I am saying that for (x,0)
(x,0)=(0,0)
so the kernel is 0
cos x=0

 

[Dick]

If you are saying for f(x,y)=(x,0) that the kernel is (0,0), then you are wrong. Yes, the equations you get are x=0 and 0=0. There's no y in those equations. That means y can be anything.

 

[Physicsissuef]

If you are saying for f(x,y)=(x,0) that the kernel is (0,0), then you are wrong. Yes, the equations you get are x=0 and 0=0. There's no y in those equations. That means y can be anything.

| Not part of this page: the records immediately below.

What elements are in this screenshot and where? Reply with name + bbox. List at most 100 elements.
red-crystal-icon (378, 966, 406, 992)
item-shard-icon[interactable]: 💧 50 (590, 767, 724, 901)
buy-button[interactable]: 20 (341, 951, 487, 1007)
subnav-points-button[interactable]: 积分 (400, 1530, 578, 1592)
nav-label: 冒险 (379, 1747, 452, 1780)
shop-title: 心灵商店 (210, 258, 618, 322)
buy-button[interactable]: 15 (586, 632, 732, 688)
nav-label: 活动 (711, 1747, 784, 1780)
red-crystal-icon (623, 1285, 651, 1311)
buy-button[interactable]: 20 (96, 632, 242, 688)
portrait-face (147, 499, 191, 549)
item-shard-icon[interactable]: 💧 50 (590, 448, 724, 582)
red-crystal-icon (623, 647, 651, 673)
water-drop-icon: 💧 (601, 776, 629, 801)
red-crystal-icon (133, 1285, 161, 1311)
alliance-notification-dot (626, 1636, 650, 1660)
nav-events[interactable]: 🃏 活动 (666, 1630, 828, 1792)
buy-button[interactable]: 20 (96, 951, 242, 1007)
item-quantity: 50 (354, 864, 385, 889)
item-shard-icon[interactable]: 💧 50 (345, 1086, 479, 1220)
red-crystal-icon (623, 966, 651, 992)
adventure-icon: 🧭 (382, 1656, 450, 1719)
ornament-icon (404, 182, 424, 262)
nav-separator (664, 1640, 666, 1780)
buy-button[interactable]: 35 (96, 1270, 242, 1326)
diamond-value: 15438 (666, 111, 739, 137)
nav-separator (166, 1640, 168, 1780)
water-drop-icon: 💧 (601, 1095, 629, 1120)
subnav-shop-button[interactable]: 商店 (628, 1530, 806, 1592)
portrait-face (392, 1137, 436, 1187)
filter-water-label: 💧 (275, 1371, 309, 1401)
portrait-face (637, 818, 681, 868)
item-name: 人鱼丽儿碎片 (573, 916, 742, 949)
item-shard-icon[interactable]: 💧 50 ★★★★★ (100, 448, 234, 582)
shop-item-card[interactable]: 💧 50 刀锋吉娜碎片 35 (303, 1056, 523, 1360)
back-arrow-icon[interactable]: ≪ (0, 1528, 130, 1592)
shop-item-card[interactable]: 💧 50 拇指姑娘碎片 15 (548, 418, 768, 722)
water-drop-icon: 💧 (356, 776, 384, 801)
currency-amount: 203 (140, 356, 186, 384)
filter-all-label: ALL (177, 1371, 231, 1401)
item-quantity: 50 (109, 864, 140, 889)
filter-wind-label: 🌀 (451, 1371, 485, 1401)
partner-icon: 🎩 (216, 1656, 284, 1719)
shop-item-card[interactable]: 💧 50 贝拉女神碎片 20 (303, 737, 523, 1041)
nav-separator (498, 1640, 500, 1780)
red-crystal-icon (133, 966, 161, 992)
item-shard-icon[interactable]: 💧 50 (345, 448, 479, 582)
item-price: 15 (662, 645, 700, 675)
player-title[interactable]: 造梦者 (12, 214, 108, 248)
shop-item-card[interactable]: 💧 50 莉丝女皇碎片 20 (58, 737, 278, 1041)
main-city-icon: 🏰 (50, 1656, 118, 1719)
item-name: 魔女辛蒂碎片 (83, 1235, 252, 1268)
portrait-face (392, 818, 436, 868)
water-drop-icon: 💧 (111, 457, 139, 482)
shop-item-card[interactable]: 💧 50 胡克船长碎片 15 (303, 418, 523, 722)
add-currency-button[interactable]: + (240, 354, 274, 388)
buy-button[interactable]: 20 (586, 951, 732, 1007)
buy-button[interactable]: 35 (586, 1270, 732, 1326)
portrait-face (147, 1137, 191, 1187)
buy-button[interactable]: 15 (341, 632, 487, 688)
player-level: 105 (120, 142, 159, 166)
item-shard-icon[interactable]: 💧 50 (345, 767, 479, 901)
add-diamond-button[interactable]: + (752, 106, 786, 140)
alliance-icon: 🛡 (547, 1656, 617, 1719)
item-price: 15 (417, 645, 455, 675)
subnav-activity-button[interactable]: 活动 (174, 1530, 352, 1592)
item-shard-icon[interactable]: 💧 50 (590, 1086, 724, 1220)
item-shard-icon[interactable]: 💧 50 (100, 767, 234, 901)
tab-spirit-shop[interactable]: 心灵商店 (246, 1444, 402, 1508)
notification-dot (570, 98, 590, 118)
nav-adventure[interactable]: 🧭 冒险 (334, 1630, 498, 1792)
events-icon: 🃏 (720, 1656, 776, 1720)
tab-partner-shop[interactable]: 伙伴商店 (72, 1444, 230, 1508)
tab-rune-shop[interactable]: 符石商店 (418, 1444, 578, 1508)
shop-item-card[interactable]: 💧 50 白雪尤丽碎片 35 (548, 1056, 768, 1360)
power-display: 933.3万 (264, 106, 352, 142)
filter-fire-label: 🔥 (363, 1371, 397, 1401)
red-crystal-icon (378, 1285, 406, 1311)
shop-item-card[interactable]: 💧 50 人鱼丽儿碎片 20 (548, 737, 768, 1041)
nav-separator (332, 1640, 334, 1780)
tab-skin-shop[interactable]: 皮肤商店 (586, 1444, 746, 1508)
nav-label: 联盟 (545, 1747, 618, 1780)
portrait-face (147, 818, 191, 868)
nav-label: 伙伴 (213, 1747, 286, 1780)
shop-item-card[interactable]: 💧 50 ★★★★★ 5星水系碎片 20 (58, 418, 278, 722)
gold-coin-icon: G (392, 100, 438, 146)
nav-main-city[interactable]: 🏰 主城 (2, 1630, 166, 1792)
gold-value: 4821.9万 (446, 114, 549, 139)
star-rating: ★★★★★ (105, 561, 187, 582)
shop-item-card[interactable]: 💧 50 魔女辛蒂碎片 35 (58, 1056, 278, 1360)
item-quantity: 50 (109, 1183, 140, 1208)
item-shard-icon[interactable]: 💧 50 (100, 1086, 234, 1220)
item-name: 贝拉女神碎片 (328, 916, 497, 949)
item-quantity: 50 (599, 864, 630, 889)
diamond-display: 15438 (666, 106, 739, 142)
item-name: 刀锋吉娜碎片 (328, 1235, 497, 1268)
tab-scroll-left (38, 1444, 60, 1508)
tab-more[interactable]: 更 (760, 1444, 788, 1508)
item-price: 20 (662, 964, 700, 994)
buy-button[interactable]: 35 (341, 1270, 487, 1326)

R² tells me that there should be 2 variables, that's why, right?
can I write (x,0), just like x?
in that case R²-> R, right?

 

[Dick]

R² tells me that there should be 2 variables, that's why, right?
can I write (x,0), just like x?
in that case R²-> R, right?

You want to figure out for what values of x and y that f(x,y)=(x,0)=(0,0). x=0 and y=anything. Period.

 

[Physicsissuef]

Can I write x instead of (x,0)
so f(x,y)=x instead of f(x,y)=(x,0)?

 

[Dick]

You can write anything you please. As long as you know f(x,y)=x and f(x,y)=(x,0) are two different linear maps. Their 'codomains' are different.

 

[Physicsissuef]

You can write anything you please. As long as you know f(x,y)=x and f(x,y)=(x,0) are two different linear maps. Their 'codomains' are different.

and f(x,0)=(x,0)
f(0,y)=(0,y)
Is not correct right? (about f(x,y)=(x,0) )
it is correct that
f(x,0)=(x,0)
f(0,y)=(0,0)
right?

 

[Dick]

Yes, that's right.

 

[Physicsissuef]

and dim(f(U))=dim(kerf), just in this case, or always??

 

[Dick]

Just in this case. Not always. If f(x,y,z)=(x,0,0), dim(f(U))=1 and dim(ker(f))=2.

 

[Physicsissuef]

Just in this case. Not always. If f(x,y,z)=(x,0,0), dim(f(U))=1 and dim(ker(f))=2.

Ok, thank you very much for the help. I appreciate your efforts to help me. Thanks again.